The moment the camera crapped out on the eye tracking unit on my eye gaze machine I immediately thought about my pants and the fact that I was wearing the wrong ones.
(Pause for dramatic effect).
Although my current ALS-inspired lifestyle has weaned me off most of my old OCD-type tendencies, some habits are very difficult to break. For example, on the morning of the big Eye Gaze Incident of 2011 — heretofore referred to as EGI11 — I could feel it in the pit of my stomach that I was making a huge mistake when I told the caregiver that I wanted to wear my Gap jeans instead of my Banana Republic jeans.
(Another dramatic pause, this one a little more uncomfortable than the first one).
Basically, I have five pairs of jeans hanging up in my closet and I’ve kinda sorta gotten into the routine of wearing each one of them on a specific day of the week. The Gap jeans are typically worn on a Monday and the Banana Republic jeans are usually reserved for Friday and/or special occasions.

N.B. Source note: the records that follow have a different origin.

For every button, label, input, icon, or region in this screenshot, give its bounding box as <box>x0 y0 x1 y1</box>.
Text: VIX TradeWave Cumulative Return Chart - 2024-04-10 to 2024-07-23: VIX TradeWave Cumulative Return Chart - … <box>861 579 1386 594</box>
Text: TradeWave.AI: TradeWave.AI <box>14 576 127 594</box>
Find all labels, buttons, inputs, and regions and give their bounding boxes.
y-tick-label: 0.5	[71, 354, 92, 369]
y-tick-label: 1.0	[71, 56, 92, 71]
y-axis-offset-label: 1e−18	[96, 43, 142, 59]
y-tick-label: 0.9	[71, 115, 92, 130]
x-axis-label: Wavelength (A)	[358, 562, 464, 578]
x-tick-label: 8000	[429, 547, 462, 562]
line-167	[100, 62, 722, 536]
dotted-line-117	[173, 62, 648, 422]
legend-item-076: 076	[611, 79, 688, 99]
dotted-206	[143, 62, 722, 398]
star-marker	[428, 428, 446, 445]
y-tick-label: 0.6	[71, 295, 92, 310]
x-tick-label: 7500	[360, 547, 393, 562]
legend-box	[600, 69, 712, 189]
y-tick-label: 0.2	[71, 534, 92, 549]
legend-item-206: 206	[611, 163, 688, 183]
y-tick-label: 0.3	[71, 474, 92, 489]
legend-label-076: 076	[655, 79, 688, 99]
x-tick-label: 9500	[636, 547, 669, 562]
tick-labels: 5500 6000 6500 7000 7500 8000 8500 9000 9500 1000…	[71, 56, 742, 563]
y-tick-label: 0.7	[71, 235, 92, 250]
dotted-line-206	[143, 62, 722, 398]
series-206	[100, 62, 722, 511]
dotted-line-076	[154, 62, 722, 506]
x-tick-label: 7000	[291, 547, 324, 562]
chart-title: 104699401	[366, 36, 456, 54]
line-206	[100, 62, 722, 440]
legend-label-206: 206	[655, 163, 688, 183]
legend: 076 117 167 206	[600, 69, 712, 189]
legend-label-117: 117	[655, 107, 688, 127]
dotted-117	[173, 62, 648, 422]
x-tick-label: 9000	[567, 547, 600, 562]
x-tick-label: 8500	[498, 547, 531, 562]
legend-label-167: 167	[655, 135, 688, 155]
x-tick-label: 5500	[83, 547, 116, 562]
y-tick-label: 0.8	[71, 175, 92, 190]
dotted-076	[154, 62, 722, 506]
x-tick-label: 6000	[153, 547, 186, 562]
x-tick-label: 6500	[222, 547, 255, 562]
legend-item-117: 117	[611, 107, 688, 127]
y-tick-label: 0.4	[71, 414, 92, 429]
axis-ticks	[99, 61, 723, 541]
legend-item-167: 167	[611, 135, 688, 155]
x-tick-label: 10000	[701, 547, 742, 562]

So, I knew right away that there would be consequences for making the decision to wear my Monday pants on a Wednesday but I didn’t expect the punishment to be as harsh as the EGI11 that got meted out to me not ten hours later.
(Pause for the end of the post).
Thank goodness I wore the right underwear, socks, and polo shirt. Who knows what would have happened then?
I promise to get to five days without the internet tomorrow. I got a bit carried away today.
And all that stuff about the undies, socks, and shirts was just a joke; a little creative license to wrap up the story.
My only clothes-related OCD is with my pants, I swear!
yea, right.
I think I’ll be verifying the accuracy of this post with Fehmeen…
Well, that and the order in which the shoes and socks go on….
That peculiarity was gone the day I could no longer put them on by myself. Sorry Tra!!
I’m just as bad, I tend to wear a particular cologne on a specific day of the week. I’ve broken out of this a bit lately because I have more choices, but still every Thursday is Happy!